Samba has patched a severe severity vulnerability that might allow attackers to obtain root rights on servers running vulnerable software and execute malware remotely. Samba is a re-execution of the SMB networking protocol that provides file sharing and printing services across various platforms, allowing Linux, Windows, and macOS users to exchange data across a network.
The weakness, which has been given the number CVE-2021-44142 and was discovered by DEVCORE’s Orange Tsai, is an out-of-bounds heap read/write in the vfs_fruit VFS module when parsing EA information when opening files in smbd.
“The problem in vfs_fruit exists in the default configuration of the fruit VFS module using fruit:metadata=netatalk or fruit:resource=file,” Samba explained in a security advisory. “If both options are set to different settings than the default values, the system is not affected by the security issue.”

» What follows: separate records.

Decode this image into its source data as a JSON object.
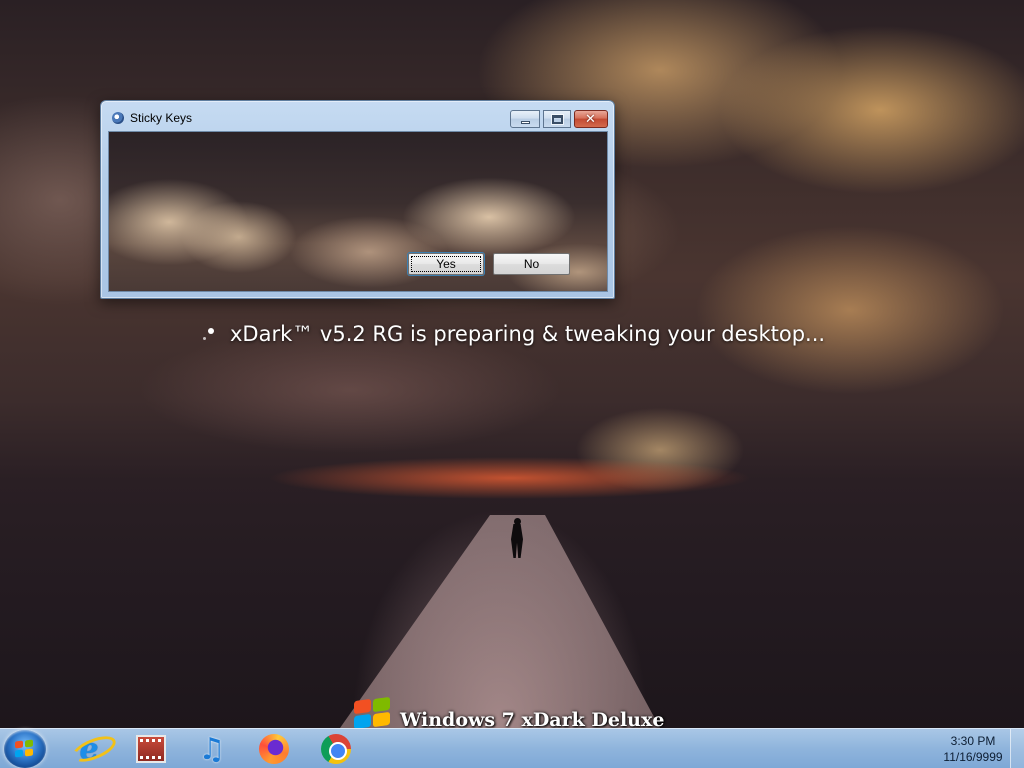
{
  "window": {
    "title": "Sticky Keys",
    "buttons": {
      "yes_label": "Yes",
      "no_label": "No"
    },
    "caption": {
      "close_glyph": "✕"
    }
  },
  "desktop": {
    "status_text": "xDark™ v5.2 RG is preparing & tweaking your desktop...",
    "branding_text": "Windows 7 xDark Deluxe"
  },
  "taskbar": {
    "apps": [
      "internet-explorer",
      "media-center",
      "itunes",
      "firefox",
      "chrome"
    ],
    "itunes_glyph": "♫",
    "ie_glyph": "e",
    "clock": {
      "time": "3:30 PM",
      "date": "11/16/9999"
    }
  },
  "colors": {
    "taskbar": "#8fb4dc",
    "close_button": "#c24a33",
    "window_frame": "#b3cde9"
  }
}
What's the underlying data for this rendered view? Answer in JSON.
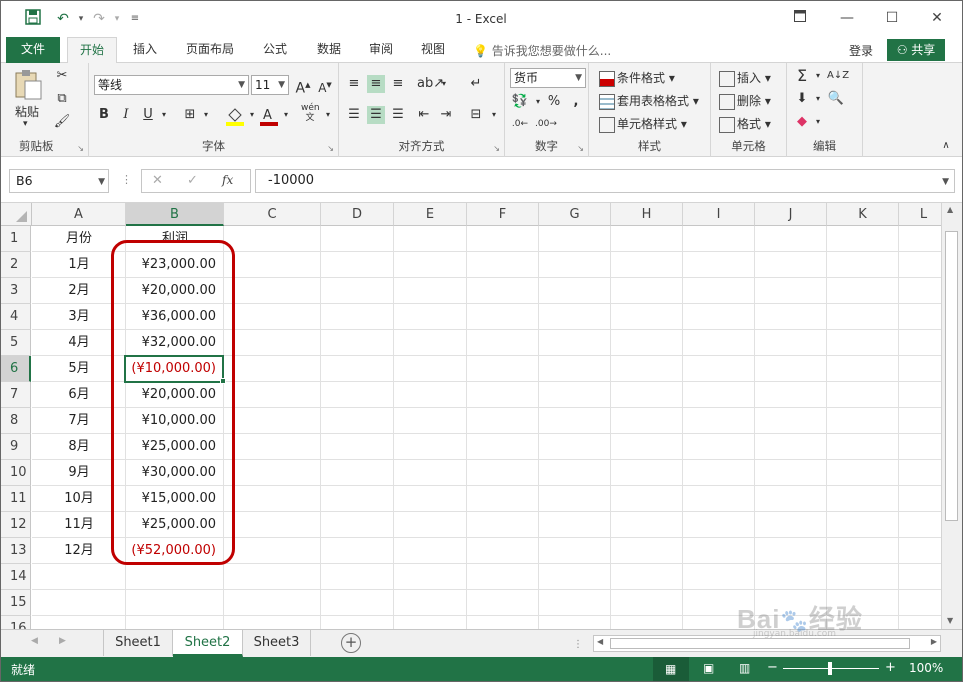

The exploited vfs_fruit module was created to improve compatibility with Apple SMB clients and Netatalk 3 AFP fileservers. Red Hat, SUSE Linux, and Ubuntu are among the systems affected by this vulnerability, as per the CERT Coordination Center (CERT/CC).
If targeted servers run any Samba installations older than version 4.13.17, the release that patches this fault, attackers can exploit the weakness in low-complexity attacks without needing user intervention. While attacks on default setups are possible, threat actors who wish to exploit this flaw would need write access to a file’s extended attributes.
“Note that this could be a guest or unauthenticated user if such users are allowed write access to file extended attributes,” the Samba Team added.
Administrators should install the 4.13.17, 4.14.12, and 4.15.5 releases published today or apply the corresponding patches to correct the security defect. Samba also offers a solution for administrators who can’t install the newest versions right away, which requires them to delete ‘fruit’ from their Samba configuration files’ vfs objects’ lines.